With her first food and bev director role in the queue, Katzie felt compelled by the challenge of innovation via chocolate and running a global brand.. “Starting a job on an airplane with a round-the-world ticket changed my life. My curiosity was lit on fire. I learned how to interact with different cultures from the person I was teaching to froth milk for a hot chocolate to a CEO who would become our franchise partner; Max Brenner was a global experience.”
Katzie’s body dictated her next move. “I had launched my career hijacking my brain with sugar all of the time. I needed to know how to, personally, have balance and advocate for it.” Katzie left the world of chocolate and became a health coach. “I've always been the person struggling with ‘How do I feel good’. I'm working in pastry, which is the opposite end of the spectrum.”
Next, the pastry chef landed at Equinox. “Practically, I wanted to be known for not only pastry”. With the grounding guidelines of the Equinox brand patching a framework for creative decisions and partnerships, and also being surrounded by an incredibly talented team fueled Katzie’s creative spirit. “I love being able to create based on a prompt.”
“Doing a million things isn’t smart. Doing a few things well is smart.”

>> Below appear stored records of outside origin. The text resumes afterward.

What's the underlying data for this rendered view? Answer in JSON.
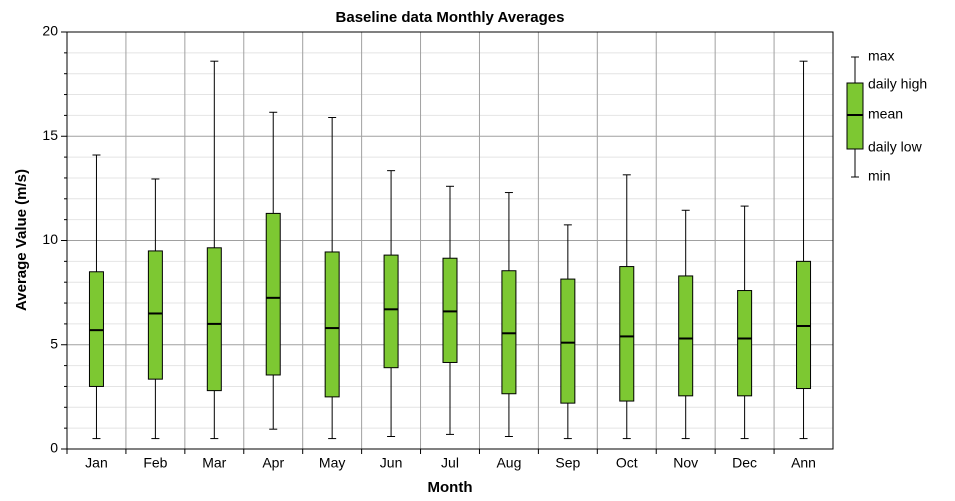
{
  "chart_data": {
    "type": "box",
    "title": "Baseline data Monthly Averages",
    "x_label": "Month",
    "y_label": "Average Value (m/s)",
    "categories": [
      "Jan",
      "Feb",
      "Mar",
      "Apr",
      "May",
      "Jun",
      "Jul",
      "Aug",
      "Sep",
      "Oct",
      "Nov",
      "Dec",
      "Ann"
    ],
    "series": [
      {
        "name": "max",
        "values": [
          14.1,
          12.95,
          18.6,
          16.15,
          15.9,
          13.35,
          12.6,
          12.3,
          10.75,
          13.15,
          11.45,
          11.65,
          18.6
        ]
      },
      {
        "name": "daily high",
        "values": [
          8.5,
          9.5,
          9.65,
          11.3,
          9.45,
          9.3,
          9.15,
          8.55,
          8.15,
          8.75,
          8.3,
          7.6,
          9.0
        ]
      },
      {
        "name": "mean",
        "values": [
          5.7,
          6.5,
          6.0,
          7.25,
          5.8,
          6.7,
          6.6,
          5.55,
          5.1,
          5.4,
          5.3,
          5.3,
          5.9
        ]
      },
      {
        "name": "daily low",
        "values": [
          3.0,
          3.35,
          2.8,
          3.55,
          2.5,
          3.9,
          4.15,
          2.65,
          2.2,
          2.3,
          2.55,
          2.55,
          2.9
        ]
      },
      {
        "name": "min",
        "values": [
          0.5,
          0.5,
          0.5,
          0.95,
          0.5,
          0.6,
          0.7,
          0.6,
          0.5,
          0.5,
          0.5,
          0.5,
          0.5
        ]
      }
    ],
    "color": "#7dc832",
    "ylim": [
      0,
      20
    ],
    "yticks": [
      0,
      5,
      10,
      15,
      20
    ],
    "minor_yticks": [
      1,
      2,
      3,
      4,
      6,
      7,
      8,
      9,
      11,
      12,
      13,
      14,
      16,
      17,
      18,
      19
    ],
    "grid": true,
    "legend": "right"
  }
}
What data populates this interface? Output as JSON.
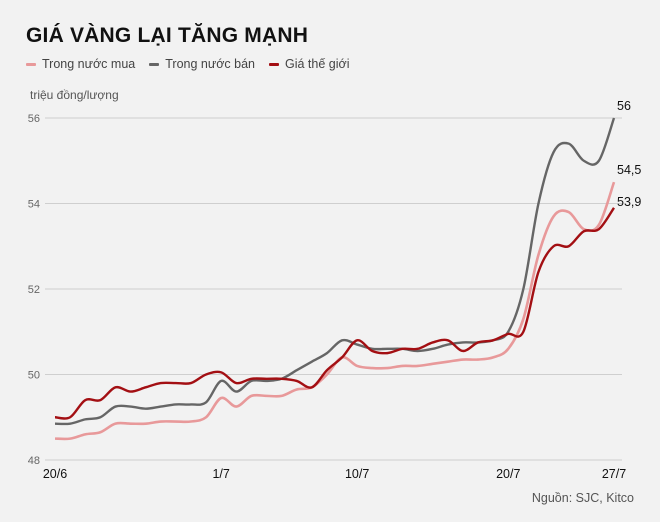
{
  "chart_data": {
    "type": "line",
    "title": "GIÁ VÀNG LẠI TĂNG MẠNH",
    "ylabel": "triệu đồng/lượng",
    "source": "Nguồn: SJC, Kitco",
    "ylim": [
      48,
      56
    ],
    "yticks": [
      "48",
      "50",
      "52",
      "54",
      "56"
    ],
    "ytick_values": [
      48,
      50,
      52,
      54,
      56
    ],
    "xticks": [
      {
        "label": "20/6",
        "day": 0
      },
      {
        "label": "1/7",
        "day": 11
      },
      {
        "label": "10/7",
        "day": 20
      },
      {
        "label": "20/7",
        "day": 30
      },
      {
        "label": "27/7",
        "day": 37
      }
    ],
    "x_days_from": "20/6",
    "grid": true,
    "legend_position": "top-left",
    "series": [
      {
        "name": "Trong nước mua",
        "color": "#e8999a",
        "end_label": "54,5",
        "values": [
          48.5,
          48.5,
          48.6,
          48.65,
          48.85,
          48.85,
          48.85,
          48.9,
          48.9,
          48.9,
          49.0,
          49.45,
          49.25,
          49.5,
          49.5,
          49.5,
          49.65,
          49.7,
          50.0,
          50.4,
          50.2,
          50.15,
          50.15,
          50.2,
          50.2,
          50.25,
          50.3,
          50.35,
          50.35,
          50.4,
          50.6,
          51.3,
          52.8,
          53.7,
          53.8,
          53.4,
          53.5,
          54.5
        ]
      },
      {
        "name": "Trong nước bán",
        "color": "#666666",
        "end_label": "56",
        "values": [
          48.85,
          48.85,
          48.95,
          49.0,
          49.25,
          49.25,
          49.2,
          49.25,
          49.3,
          49.3,
          49.35,
          49.85,
          49.6,
          49.85,
          49.85,
          49.9,
          50.1,
          50.3,
          50.5,
          50.8,
          50.7,
          50.6,
          50.6,
          50.6,
          50.55,
          50.6,
          50.7,
          50.75,
          50.75,
          50.8,
          51.0,
          52.0,
          54.0,
          55.2,
          55.4,
          55.0,
          55.0,
          56.0
        ]
      },
      {
        "name": "Giá thế giới",
        "color": "#a30f13",
        "end_label": "53,9",
        "values": [
          49.0,
          49.0,
          49.4,
          49.4,
          49.7,
          49.6,
          49.7,
          49.8,
          49.8,
          49.8,
          50.0,
          50.05,
          49.8,
          49.9,
          49.9,
          49.9,
          49.85,
          49.7,
          50.1,
          50.4,
          50.8,
          50.55,
          50.5,
          50.6,
          50.6,
          50.75,
          50.8,
          50.55,
          50.75,
          50.8,
          50.95,
          51.0,
          52.4,
          53.0,
          53.0,
          53.35,
          53.4,
          53.9
        ]
      }
    ]
  }
}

Being the food and bev director at Equinox required no hands-on culinary experience. “I could have been there and not touched food. No one needed to know that I was a chef”. Making corporate decisions by day while working on her cookbook at night separated Katzie’s two worlds. “This allowed me to get to a place where I realized I want my career to be food driven; creating opportunities for people to eat well, be well, and use my creativity,” she said, “I knew this was going to be much harder than being in charge of a big department in the sense that security is an easier path- making a separation between what you do and what you do when you leave work. I think that's fantastic, but it's just not who I am.”
Katzie describes her career as “a dipping in and out”. Call it a purpose-driven, food-centric, multi-hyphenate career path. She’s instinctively drawn to a multitude of projects, and committed to lifelong learning in order to harness said instinct, “Doing a million things isn’t smart. Doing a few things well is smart.” Still, she’s not without doubt. “It’s hard to constantly question what you’re doing, but everyone has to manage and learn to utilize who they are.”
As Katzie puts it, “My purpose is to create opportunities for people to experience joy, right? Essentially, I think that's what my career has been. That’s allowed me to work on things that really matter to me and also support people that matter to me.”
So what does this mean for Katzie’s future? “Now I have things that I really care about, and I'm moving through them as I build what matters to me, which is real food, health and creating joy.”
Given how many ways Katzie has already created opportunities for people to “experience joy”, as she puts it, it’s hard to imagine what she might do next. But that’s the thing about a creative person like Katzie, there’s always a next in store.